I am dealing with the region $y-x>0$. I would like to transform this region by rotating it to end up with the upper half plane.
So far I have tried to create the new region by taking $\tilde{y}=y-x$. Then the transformed region would be $\tilde{y} >0$ which is what I want. However, I'm confused on how to deal with the $\tilde{x}$ in this new transformed space. All I know so far about this coordinate is that $\tilde{x}=y-x=0$ and that it is essentially just the original $x$ axis rotated by 45 degrees. I am looking for help explicitly defining $\tilde{x}$. If there is something obvious I am missing please let me know. Thanks!
To make computations simpler the point $(x,y)$ in the plane before transforming can be sent to the point $(u,v)=(y+x,y-x).$ This is in fact the result of rotating by $-\pi/4$ but then stretching by a factor of $\sqrt{2}.$
Then if originally $y-x>0$ then the altered second coordinate $v$ is greater than $0$ as desired. The fact that the new first coordinate is $y+x$ might make one think it must be positive, but if one finds the inverse of our map it is $(x,y)=((u-v)/2,(u+v)/2.)$ So for example the point $(x,y)=(-2,-1)$ maps to the point $(u,v)=(-3,1)$ showing a case where the new first coordinate is negative.
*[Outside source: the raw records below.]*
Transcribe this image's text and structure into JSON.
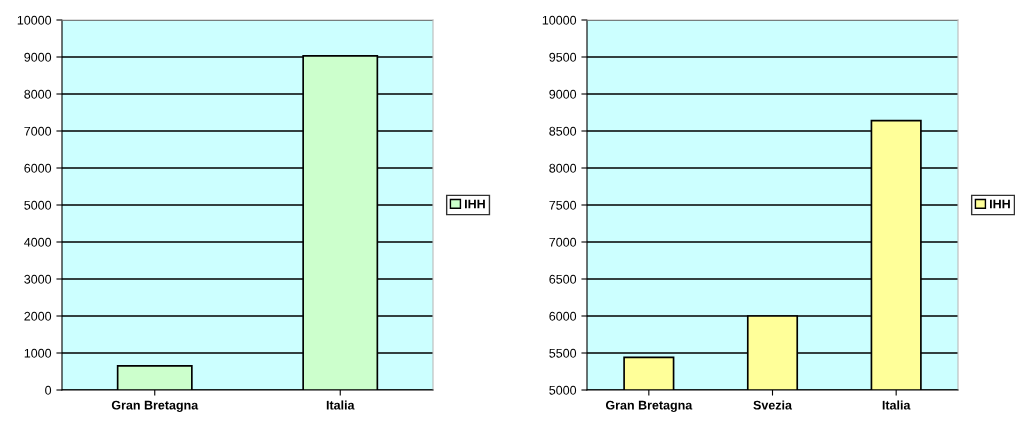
{
  "chart_data": [
    {
      "type": "bar",
      "categories": [
        "Gran Bretagna",
        "Italia"
      ],
      "series": [
        {
          "name": "IHH",
          "color": "#ccffcc",
          "values": [
            650,
            9030
          ]
        }
      ],
      "ylim": [
        0,
        10000
      ],
      "yticks": [
        0,
        1000,
        2000,
        3000,
        4000,
        5000,
        6000,
        7000,
        8000,
        9000,
        10000
      ],
      "grid": "y",
      "legend": "right"
    },
    {
      "type": "bar",
      "categories": [
        "Gran Bretagna",
        "Svezia",
        "Italia"
      ],
      "series": [
        {
          "name": "IHH",
          "color": "#ffff99",
          "values": [
            5440,
            6000,
            8640
          ]
        }
      ],
      "ylim": [
        5000,
        10000
      ],
      "yticks": [
        5000,
        5500,
        6000,
        6500,
        7000,
        7500,
        8000,
        8500,
        9000,
        9500,
        10000
      ],
      "grid": "y",
      "legend": "right"
    }
  ]
}
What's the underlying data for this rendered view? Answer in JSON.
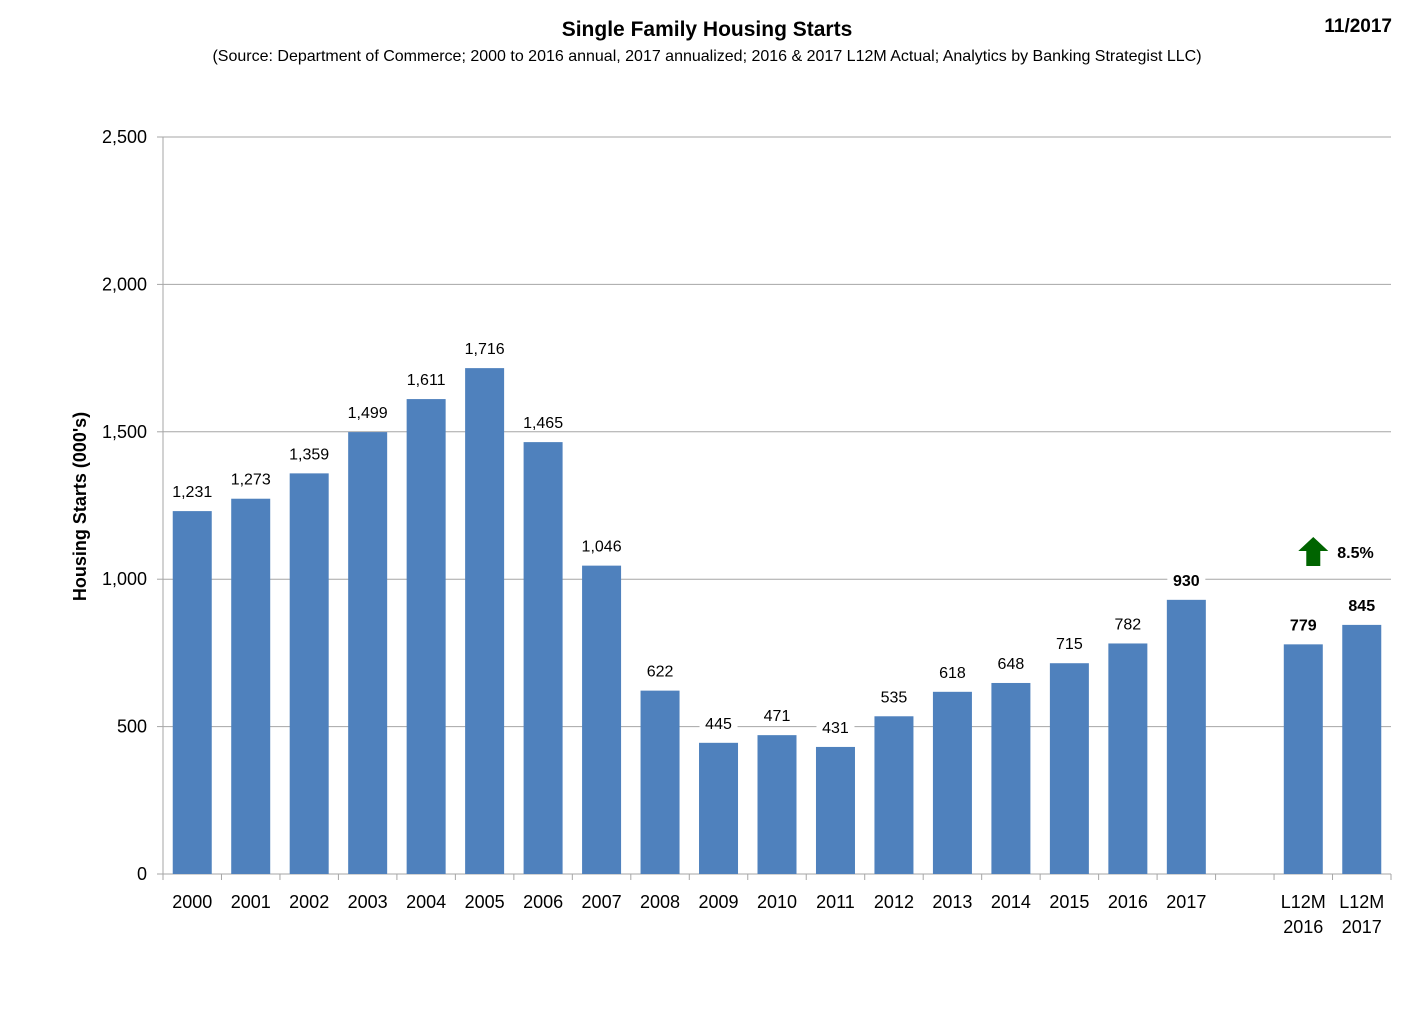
{
  "header": {
    "title": "Single Family Housing Starts",
    "subtitle": "(Source: Department of Commerce; 2000 to 2016 annual, 2017 annualized; 2016 & 2017 L12M Actual; Analytics by Banking Strategist LLC)",
    "date": "11/2017"
  },
  "chart_data": {
    "type": "bar",
    "title": "Single Family Housing Starts",
    "subtitle": "(Source: Department of Commerce; 2000 to 2016 annual, 2017 annualized; 2016 & 2017 L12M Actual; Analytics by Banking Strategist LLC)",
    "xlabel": "",
    "ylabel": "Housing Starts (000's)",
    "ylim": [
      0,
      2500
    ],
    "yticks": [
      0,
      500,
      1000,
      1500,
      2000,
      2500
    ],
    "ytick_labels": [
      "0",
      "500",
      "1,000",
      "1,500",
      "2,000",
      "2,500"
    ],
    "grid": true,
    "bar_color": "#4F81BD",
    "categories": [
      {
        "label": [
          "2000"
        ],
        "value": 1231,
        "value_label": "1,231",
        "bold": false
      },
      {
        "label": [
          "2001"
        ],
        "value": 1273,
        "value_label": "1,273",
        "bold": false
      },
      {
        "label": [
          "2002"
        ],
        "value": 1359,
        "value_label": "1,359",
        "bold": false
      },
      {
        "label": [
          "2003"
        ],
        "value": 1499,
        "value_label": "1,499",
        "bold": false
      },
      {
        "label": [
          "2004"
        ],
        "value": 1611,
        "value_label": "1,611",
        "bold": false
      },
      {
        "label": [
          "2005"
        ],
        "value": 1716,
        "value_label": "1,716",
        "bold": false
      },
      {
        "label": [
          "2006"
        ],
        "value": 1465,
        "value_label": "1,465",
        "bold": false
      },
      {
        "label": [
          "2007"
        ],
        "value": 1046,
        "value_label": "1,046",
        "bold": false
      },
      {
        "label": [
          "2008"
        ],
        "value": 622,
        "value_label": "622",
        "bold": false
      },
      {
        "label": [
          "2009"
        ],
        "value": 445,
        "value_label": "445",
        "bold": false
      },
      {
        "label": [
          "2010"
        ],
        "value": 471,
        "value_label": "471",
        "bold": false
      },
      {
        "label": [
          "2011"
        ],
        "value": 431,
        "value_label": "431",
        "bold": false
      },
      {
        "label": [
          "2012"
        ],
        "value": 535,
        "value_label": "535",
        "bold": false
      },
      {
        "label": [
          "2013"
        ],
        "value": 618,
        "value_label": "618",
        "bold": false
      },
      {
        "label": [
          "2014"
        ],
        "value": 648,
        "value_label": "648",
        "bold": false
      },
      {
        "label": [
          "2015"
        ],
        "value": 715,
        "value_label": "715",
        "bold": false
      },
      {
        "label": [
          "2016"
        ],
        "value": 782,
        "value_label": "782",
        "bold": false
      },
      {
        "label": [
          "2017"
        ],
        "value": 930,
        "value_label": "930",
        "bold": true
      },
      {
        "label": [
          ""
        ],
        "value": null,
        "value_label": "",
        "bold": false
      },
      {
        "label": [
          "L12M",
          "2016"
        ],
        "value": 779,
        "value_label": "779",
        "bold": true
      },
      {
        "label": [
          "L12M",
          "2017"
        ],
        "value": 845,
        "value_label": "845",
        "bold": true
      }
    ],
    "annotations": [
      {
        "type": "up-arrow",
        "text": "8.5%",
        "color": "#006400"
      }
    ]
  }
}
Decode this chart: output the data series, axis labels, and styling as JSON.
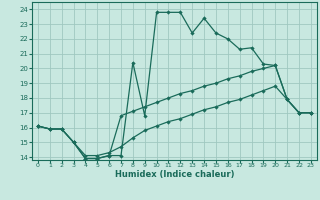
{
  "xlabel": "Humidex (Indice chaleur)",
  "bg_color": "#c8e8e0",
  "grid_color": "#a0c8c0",
  "line_color": "#1a6b5a",
  "xlim": [
    -0.5,
    23.5
  ],
  "ylim": [
    13.8,
    24.5
  ],
  "yticks": [
    14,
    15,
    16,
    17,
    18,
    19,
    20,
    21,
    22,
    23,
    24
  ],
  "xticks": [
    0,
    1,
    2,
    3,
    4,
    5,
    6,
    7,
    8,
    9,
    10,
    11,
    12,
    13,
    14,
    15,
    16,
    17,
    18,
    19,
    20,
    21,
    22,
    23
  ],
  "line1_x": [
    0,
    1,
    2,
    3,
    4,
    5,
    6,
    7,
    8,
    9,
    10,
    11,
    12,
    13,
    14,
    15,
    16,
    17,
    18,
    19,
    20,
    21,
    22,
    23
  ],
  "line1_y": [
    16.1,
    15.9,
    15.9,
    15.0,
    13.9,
    13.9,
    14.1,
    14.1,
    20.4,
    16.8,
    23.8,
    23.8,
    23.8,
    22.4,
    23.4,
    22.4,
    22.0,
    21.3,
    21.4,
    20.3,
    20.2,
    17.9,
    17.0,
    17.0
  ],
  "line2_x": [
    0,
    1,
    2,
    3,
    4,
    5,
    6,
    7,
    8,
    9,
    10,
    11,
    12,
    13,
    14,
    15,
    16,
    17,
    18,
    19,
    20,
    21,
    22,
    23
  ],
  "line2_y": [
    16.1,
    15.9,
    15.9,
    15.0,
    13.9,
    13.9,
    14.1,
    16.8,
    17.1,
    17.4,
    17.7,
    18.0,
    18.3,
    18.5,
    18.8,
    19.0,
    19.3,
    19.5,
    19.8,
    20.0,
    20.2,
    17.9,
    17.0,
    17.0
  ],
  "line3_x": [
    0,
    1,
    2,
    3,
    4,
    5,
    6,
    7,
    8,
    9,
    10,
    11,
    12,
    13,
    14,
    15,
    16,
    17,
    18,
    19,
    20,
    21,
    22,
    23
  ],
  "line3_y": [
    16.1,
    15.9,
    15.9,
    15.0,
    14.1,
    14.1,
    14.3,
    14.7,
    15.3,
    15.8,
    16.1,
    16.4,
    16.6,
    16.9,
    17.2,
    17.4,
    17.7,
    17.9,
    18.2,
    18.5,
    18.8,
    17.9,
    17.0,
    17.0
  ]
}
To explain how I got my $(u,v)$ : First I used complex numbers to do a rotation through $-\pi/4$ using the fact that angles add when complex numbers multiply, so that multiplying $x+i y$ by $e^{-i \pi/4}$ gives the complex number $(u,v)=(y+x)/\sqrt{2}+i(y-x)/\sqrt{2}.$ [to do this i wrote $e^{i (-\pi/4)}$ in the form $1/\sqrt{2}-i(1/\sqrt{2}).$]
Then thinking the squareroot of two made it complicated I just dropped it, hence the stretch by that factor.